As the NYT said today in a strikingly sassy editorial, the circa-2015 version of the GOP has convinced itself that the details of actually running the government don’t matter. All that matters are the talking points.
The ExIm consequences are just one example of where that know-nothing posture leads, and not even the most destructive.
The anti-vaccine blather of this week’s GOP debate, which to their discredit the two doctors on stage let pass without rebuttal, may cause life-and-limb harm, rather than just economic loss. The chest-beating about “day one” strikes around the world is more ominous still. And then there are the climate issues…
But if you want a simple, clear example of why flat-Earth, who-cares-about-the-consequences posturing matters, you’ve got it here with the ExIm bank.
Idiocracy: it’s not just a movie any more.

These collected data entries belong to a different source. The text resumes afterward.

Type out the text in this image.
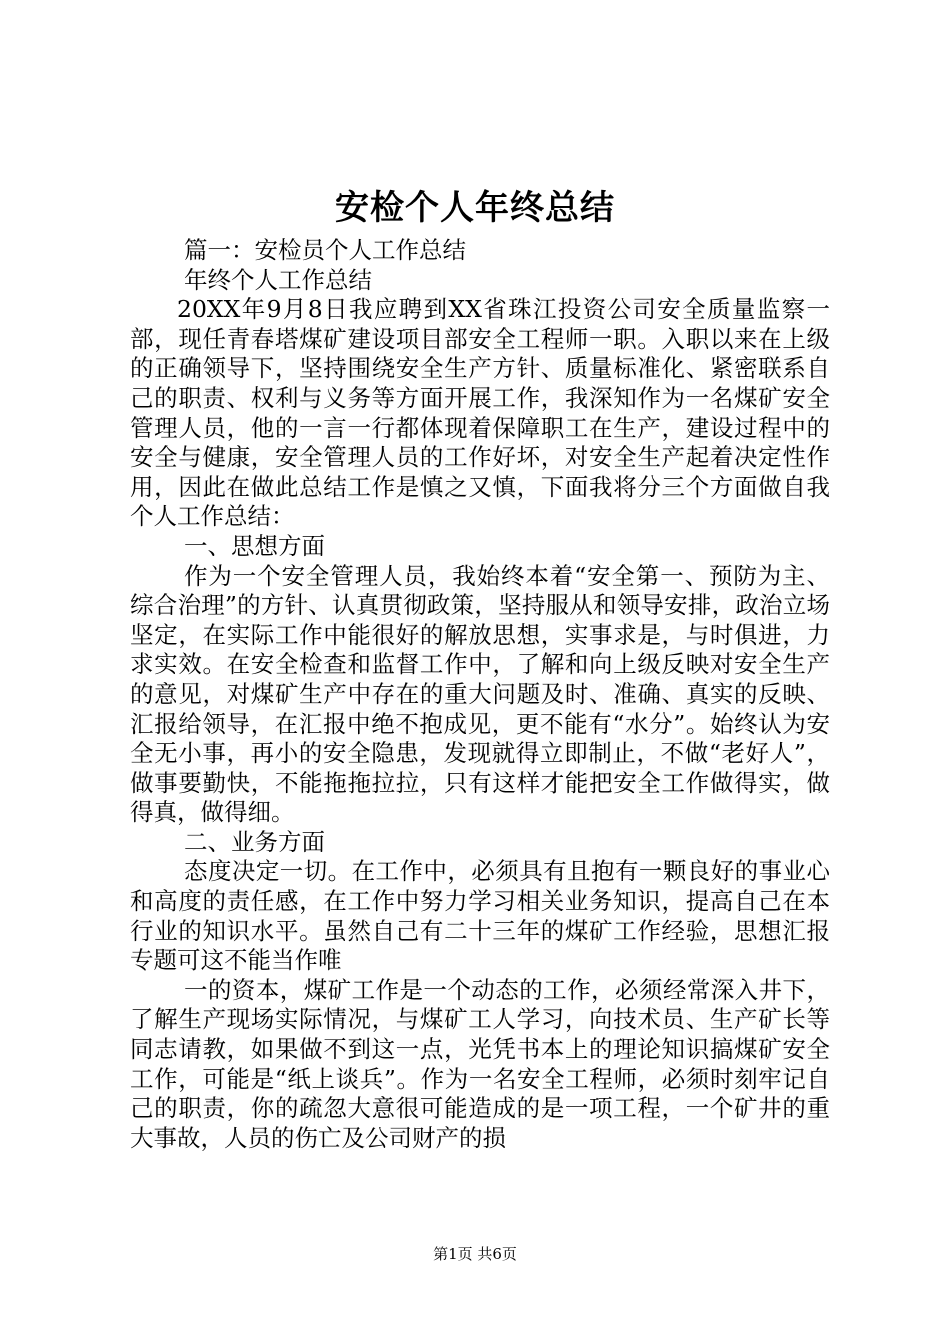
安检个人年终总结

篇一：安检员个人工作总结

年终个人工作总结

20XX年9月8日我应聘到XX省珠江投资公司安全质量监察一部，现任青春塔煤矿建设项目部安全工程师一职。入职以来在上级的正确领导下，坚持围绕安全生产方针、质量标准化、紧密联系自己的职责、权利与义务等方面开展工作，我深知作为一名煤矿安全管理人员，他的一言一行都体现着保障职工在生产，建设过程中的安全与健康，安全管理人员的工作好坏，对安全生产起着决定性作用，因此在做此总结工作是慎之又慎，下面我将分三个方面做自我个人工作总结：

一、思想方面

作为一个安全管理人员，我始终本着“安全第一、预防为主、综合治理”的方针、认真贯彻政策，坚持服从和领导安排，政治立场坚定，在实际工作中能很好的解放思想，实事求是，与时俱进，力求实效。在安全检查和监督工作中，了解和向上级反映对安全生产的意见，对煤矿生产中存在的重大问题及时、准确、真实的反映、汇报给领导，在汇报中绝不抱成见，更不能有“水分”。始终认为安全无小事，再小的安全隐患，发现就得立即制止，不做“老好人”，做事要勤快，不能拖拖拉拉，只有这样才能把安全工作做得实，做得真，做得细。

二、业务方面

态度决定一切。在工作中，必须具有且抱有一颗良好的事业心和高度的责任感，在工作中努力学习相关业务知识，提高自己在本行业的知识水平。虽然自己有二十三年的煤矿工作经验，思想汇报专题可这不能当作唯

一的资本，煤矿工作是一个动态的工作，必须经常深入井下，了解生产现场实际情况，与煤矿工人学习，向技术员、生产矿长等同志请教，如果做不到这一点，光凭书本上的理论知识搞煤矿安全工作，可能是“纸上谈兵”。作为一名安全工程师，必须时刻牢记自己的职责，你的疏忽大意很可能造成的是一项工程，一个矿井的重大事故，人员的伤亡及公司财产的损

第1页 共6页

Update I see just now that my friend (and former Texas Monthly colleague) Joe Nocera is weighing in on this point in his NYT column. He writes:
The damage this is doing to our economy is starting to become clear. In recent weeks, Boeing, America’s largest exporter in dollar volume, made two sobering announcements: first, that Asia Broadcast Satellite canceled an $85 million satellite contract expressly because there was no Ex-Im support. (Boeing is hoping to renegotiate.) More recently, Kacific, a Singapore-based satellite company, told Boeing not to bother bidding on a satellite contract, again because of a lack of Ex-Im financing.
As a result, McNerney told me, “layoffs in the hundreds” have taken place in Boeing’s satellite division.
I could be polite about this, but I won’t. The people bringing down the Export-Import bank are morons zealots who care more about their theories than the completely foreseeable damage they are doing to American workers and companies.